And the approach, which has been in place since 2014 but evolved significantly since, is bearing fruit, particularly in how social workers carry out direct work with children and young people.
Says Rob: “Having contacts with young people with experience of social work involvement is massively important and has been a real privilege. It brings home that these are real people, real children and real families that we are working with rather than one part of a process with a beginning, middle and end.”
He adds: “The ambassadors have a huge amount of insight into how we perceive young people and how they perceive us. Social workers like being involved with the ambassadors and feel validated by the contacts they have with them.
‘A temperature check when you are bogged down’

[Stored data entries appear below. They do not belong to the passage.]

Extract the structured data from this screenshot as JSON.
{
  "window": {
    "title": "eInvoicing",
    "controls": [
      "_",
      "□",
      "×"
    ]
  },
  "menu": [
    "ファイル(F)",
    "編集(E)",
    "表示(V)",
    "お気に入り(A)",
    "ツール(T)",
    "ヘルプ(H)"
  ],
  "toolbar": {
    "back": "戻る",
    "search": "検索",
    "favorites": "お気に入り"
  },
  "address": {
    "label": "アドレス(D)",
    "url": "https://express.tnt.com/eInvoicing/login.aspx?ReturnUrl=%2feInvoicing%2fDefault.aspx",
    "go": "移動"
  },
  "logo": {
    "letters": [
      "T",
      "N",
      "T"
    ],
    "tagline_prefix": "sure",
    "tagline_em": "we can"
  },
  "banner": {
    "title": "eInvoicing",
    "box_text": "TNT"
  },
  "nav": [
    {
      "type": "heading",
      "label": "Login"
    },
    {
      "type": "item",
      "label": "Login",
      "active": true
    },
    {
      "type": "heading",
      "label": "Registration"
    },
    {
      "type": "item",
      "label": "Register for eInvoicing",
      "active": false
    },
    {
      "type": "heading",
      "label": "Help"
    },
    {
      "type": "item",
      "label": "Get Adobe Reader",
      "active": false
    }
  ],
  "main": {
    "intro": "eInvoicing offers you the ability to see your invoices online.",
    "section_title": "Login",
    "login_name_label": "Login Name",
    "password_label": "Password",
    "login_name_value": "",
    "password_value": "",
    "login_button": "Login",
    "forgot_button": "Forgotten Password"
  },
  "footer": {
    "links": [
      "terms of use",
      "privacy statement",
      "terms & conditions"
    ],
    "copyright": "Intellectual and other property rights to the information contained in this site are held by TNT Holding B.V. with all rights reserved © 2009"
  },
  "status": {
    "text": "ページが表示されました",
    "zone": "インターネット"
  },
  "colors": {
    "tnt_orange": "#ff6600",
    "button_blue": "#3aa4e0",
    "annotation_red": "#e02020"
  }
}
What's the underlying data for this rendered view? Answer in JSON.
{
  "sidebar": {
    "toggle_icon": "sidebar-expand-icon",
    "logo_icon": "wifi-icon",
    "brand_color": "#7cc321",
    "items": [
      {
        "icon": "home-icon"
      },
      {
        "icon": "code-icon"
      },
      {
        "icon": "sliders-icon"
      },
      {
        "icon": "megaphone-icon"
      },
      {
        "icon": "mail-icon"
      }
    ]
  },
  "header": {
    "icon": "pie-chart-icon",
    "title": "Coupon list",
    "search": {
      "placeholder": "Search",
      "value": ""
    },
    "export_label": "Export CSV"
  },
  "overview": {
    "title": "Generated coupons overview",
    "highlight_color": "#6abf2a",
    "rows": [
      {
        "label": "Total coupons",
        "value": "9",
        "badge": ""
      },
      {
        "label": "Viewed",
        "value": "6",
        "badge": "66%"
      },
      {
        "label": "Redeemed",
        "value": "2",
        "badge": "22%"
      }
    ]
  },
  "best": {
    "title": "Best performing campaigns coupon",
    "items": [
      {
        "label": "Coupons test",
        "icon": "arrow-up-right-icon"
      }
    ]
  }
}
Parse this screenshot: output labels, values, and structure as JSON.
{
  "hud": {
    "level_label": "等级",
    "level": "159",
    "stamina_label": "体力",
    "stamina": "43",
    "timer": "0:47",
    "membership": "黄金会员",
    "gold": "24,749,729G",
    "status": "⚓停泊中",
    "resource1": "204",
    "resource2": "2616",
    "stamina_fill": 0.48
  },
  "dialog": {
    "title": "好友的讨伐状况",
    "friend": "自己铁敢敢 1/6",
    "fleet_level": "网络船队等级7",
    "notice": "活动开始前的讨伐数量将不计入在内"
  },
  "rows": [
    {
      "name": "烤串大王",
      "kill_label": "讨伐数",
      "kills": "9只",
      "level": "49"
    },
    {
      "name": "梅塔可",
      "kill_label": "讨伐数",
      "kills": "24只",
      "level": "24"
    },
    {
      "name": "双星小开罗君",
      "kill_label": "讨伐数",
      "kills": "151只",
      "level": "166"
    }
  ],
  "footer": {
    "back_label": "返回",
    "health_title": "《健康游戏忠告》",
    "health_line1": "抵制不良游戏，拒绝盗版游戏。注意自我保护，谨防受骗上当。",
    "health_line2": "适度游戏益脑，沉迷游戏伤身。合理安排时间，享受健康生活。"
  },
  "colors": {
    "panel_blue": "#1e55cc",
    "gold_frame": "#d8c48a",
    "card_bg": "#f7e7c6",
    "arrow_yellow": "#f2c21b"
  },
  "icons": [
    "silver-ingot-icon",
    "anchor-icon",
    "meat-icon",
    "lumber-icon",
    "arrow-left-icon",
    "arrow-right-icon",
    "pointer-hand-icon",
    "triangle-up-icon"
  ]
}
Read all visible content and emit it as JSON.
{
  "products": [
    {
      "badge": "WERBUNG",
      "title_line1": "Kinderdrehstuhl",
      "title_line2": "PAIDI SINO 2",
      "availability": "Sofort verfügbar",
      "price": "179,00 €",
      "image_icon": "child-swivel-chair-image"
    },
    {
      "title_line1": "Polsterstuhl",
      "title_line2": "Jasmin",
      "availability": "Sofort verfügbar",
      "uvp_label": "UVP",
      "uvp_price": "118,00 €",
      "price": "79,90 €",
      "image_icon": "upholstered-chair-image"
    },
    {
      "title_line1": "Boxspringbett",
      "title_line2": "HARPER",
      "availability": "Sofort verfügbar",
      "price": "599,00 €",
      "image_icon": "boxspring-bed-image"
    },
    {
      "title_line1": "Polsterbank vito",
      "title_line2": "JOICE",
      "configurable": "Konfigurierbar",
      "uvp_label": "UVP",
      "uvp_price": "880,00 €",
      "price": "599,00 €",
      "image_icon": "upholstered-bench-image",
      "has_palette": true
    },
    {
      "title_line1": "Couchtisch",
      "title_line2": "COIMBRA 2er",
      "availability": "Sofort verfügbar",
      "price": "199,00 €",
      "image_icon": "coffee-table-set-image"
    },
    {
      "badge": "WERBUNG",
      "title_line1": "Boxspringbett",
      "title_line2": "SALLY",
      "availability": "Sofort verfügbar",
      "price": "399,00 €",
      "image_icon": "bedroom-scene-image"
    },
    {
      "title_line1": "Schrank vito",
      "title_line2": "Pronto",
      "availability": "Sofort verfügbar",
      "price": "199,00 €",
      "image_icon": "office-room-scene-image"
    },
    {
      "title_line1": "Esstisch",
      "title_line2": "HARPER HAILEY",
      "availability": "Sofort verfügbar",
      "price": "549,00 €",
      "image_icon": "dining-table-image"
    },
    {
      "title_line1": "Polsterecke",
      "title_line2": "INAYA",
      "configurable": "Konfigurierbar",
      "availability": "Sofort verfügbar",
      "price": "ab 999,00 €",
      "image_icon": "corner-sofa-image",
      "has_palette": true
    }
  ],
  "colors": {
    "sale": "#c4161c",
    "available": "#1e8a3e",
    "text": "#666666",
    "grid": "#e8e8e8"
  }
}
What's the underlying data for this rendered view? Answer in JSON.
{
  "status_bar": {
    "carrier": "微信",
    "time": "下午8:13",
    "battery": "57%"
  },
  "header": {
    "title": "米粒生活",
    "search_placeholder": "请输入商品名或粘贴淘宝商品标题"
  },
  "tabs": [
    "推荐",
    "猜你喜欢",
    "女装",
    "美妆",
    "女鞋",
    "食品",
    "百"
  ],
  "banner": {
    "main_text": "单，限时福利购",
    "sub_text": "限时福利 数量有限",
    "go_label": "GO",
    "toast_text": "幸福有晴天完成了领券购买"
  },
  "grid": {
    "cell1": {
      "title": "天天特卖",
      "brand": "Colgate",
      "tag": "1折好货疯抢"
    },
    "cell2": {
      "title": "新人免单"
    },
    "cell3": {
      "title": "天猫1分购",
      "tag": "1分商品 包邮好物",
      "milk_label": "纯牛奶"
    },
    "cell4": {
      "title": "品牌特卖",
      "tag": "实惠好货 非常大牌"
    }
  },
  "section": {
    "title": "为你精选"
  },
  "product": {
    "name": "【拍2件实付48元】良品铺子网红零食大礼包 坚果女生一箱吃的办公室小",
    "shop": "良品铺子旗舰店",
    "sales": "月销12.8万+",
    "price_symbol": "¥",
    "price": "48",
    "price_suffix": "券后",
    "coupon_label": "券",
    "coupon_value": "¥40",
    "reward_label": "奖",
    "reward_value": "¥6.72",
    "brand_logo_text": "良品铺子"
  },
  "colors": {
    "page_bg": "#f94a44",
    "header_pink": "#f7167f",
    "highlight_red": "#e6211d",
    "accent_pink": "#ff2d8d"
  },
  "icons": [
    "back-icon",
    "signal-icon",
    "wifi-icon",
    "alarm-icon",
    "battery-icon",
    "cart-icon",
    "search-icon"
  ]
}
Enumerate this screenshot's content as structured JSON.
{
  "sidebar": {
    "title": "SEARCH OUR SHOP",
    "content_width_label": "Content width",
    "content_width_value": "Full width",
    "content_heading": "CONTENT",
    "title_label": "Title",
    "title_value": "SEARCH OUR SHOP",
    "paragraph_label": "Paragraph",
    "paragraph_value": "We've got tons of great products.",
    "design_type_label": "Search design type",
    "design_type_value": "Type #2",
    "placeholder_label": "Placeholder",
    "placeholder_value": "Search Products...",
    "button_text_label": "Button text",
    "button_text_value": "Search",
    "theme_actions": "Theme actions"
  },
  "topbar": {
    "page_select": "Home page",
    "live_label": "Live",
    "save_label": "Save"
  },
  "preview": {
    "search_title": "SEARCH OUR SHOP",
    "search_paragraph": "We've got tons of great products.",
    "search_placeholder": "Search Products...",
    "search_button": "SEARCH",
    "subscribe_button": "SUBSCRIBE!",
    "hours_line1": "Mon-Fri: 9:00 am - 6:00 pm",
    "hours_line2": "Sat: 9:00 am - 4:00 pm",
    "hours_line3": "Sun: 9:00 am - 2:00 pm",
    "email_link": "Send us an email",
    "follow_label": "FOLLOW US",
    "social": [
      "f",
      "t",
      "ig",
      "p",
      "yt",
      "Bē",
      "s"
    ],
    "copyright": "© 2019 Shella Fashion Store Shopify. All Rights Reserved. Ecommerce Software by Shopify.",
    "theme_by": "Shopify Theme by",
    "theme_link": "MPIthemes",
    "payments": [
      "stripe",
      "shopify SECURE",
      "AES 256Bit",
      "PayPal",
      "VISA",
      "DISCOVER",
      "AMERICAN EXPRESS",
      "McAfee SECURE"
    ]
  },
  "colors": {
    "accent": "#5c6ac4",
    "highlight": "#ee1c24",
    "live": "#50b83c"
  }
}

“It’s a bit of a temperature check for when you are bogged down with process, to think what that’s like for the child or family who are receiving services from us, made harder when that service is not altogether voluntary. It’s a privilege to have that.”
What Ofsted found
Following an inspection in February, Ofsted rated Gloucestershire as ‘requires improvement to be good’. Inspectors found:
- Social workers were generally skilled at gathering children’s views, using a range of age-appropriate tools;
- Timely, comprehensive social work assessments that provided a strong sense of the child’s experience;
- A strong sense of shared responsibility for the most vulnerable children, evident in the urgency to address issues as soon as possible;
- Children in care’s views were well-represented at review meetings through the support of independent reviewing officers;
- Personal advisers mostly built positive relationships with the young people they worked with and were aspirational for them;
- Leaders had prioritised the needs of children, including by enabling more to build a relationship with a consistent social work with a manageable caseload.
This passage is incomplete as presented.